Exemplary damages in actions for torts are given where fraud, malice, gross negligence or oppression *502intervenes: Sedg. on Dam., 35. And where the liability of the principal arises from the acts of agents, employes or officers, the law is well settled in Tennessee; the rule prevails in respect to exemplary damages: 7 Bax., 240; 8 Lea, 438; 11 Lea, 98. See also Sedgwick on Damages, note on page 570-1, 6 edition. This second exception is not well taken, and will be overruled. The third exception is, that the Referees erred in reporting that the affidavits for new trial were not made part of the record, and were insufficient. The affidavits are. mentioned in the record as being made parts of the record. But there is nothing to identify the affidavits transcribed and appended to the end of the record as those used upon the motion for new trial. And we do not think they disclose' anything entitling defendant to a new trial. What Humes, the adverse counsel, said about the admissibility of testimony, could not excuse defendant from introducing all proper evidence on the trial. He should have consulted his own counsel. Much of the testimony offered by the affidavits is cumulative, and other parts not of material importance.

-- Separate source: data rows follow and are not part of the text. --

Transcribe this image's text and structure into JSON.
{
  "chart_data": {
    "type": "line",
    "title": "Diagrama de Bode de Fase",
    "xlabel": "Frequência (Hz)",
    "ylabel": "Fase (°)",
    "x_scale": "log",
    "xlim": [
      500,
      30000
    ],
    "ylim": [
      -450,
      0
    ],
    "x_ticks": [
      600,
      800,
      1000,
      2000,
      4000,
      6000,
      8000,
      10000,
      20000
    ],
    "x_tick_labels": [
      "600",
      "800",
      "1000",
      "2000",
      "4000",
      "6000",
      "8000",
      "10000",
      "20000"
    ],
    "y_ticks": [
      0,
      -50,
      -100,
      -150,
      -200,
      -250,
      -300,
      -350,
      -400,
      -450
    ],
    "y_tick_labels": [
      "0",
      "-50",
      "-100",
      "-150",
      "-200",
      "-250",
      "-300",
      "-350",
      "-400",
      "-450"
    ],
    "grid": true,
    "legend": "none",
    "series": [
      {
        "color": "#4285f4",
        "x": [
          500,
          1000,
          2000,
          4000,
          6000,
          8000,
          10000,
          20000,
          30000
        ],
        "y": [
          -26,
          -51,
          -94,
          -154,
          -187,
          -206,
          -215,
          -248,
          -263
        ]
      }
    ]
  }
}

The fourth exception as to error in the charge of the court, has already been disposed of. The fifth and last, that the verdict is excessive, we do not think is sustained by the record. The jury might have rendered a different verdict upon the conflicting evidence. But there was certainly abundant evidence to sustain the verdict rendered.

The exceptions to the report will be disallowed, and the judgment will be affirmed.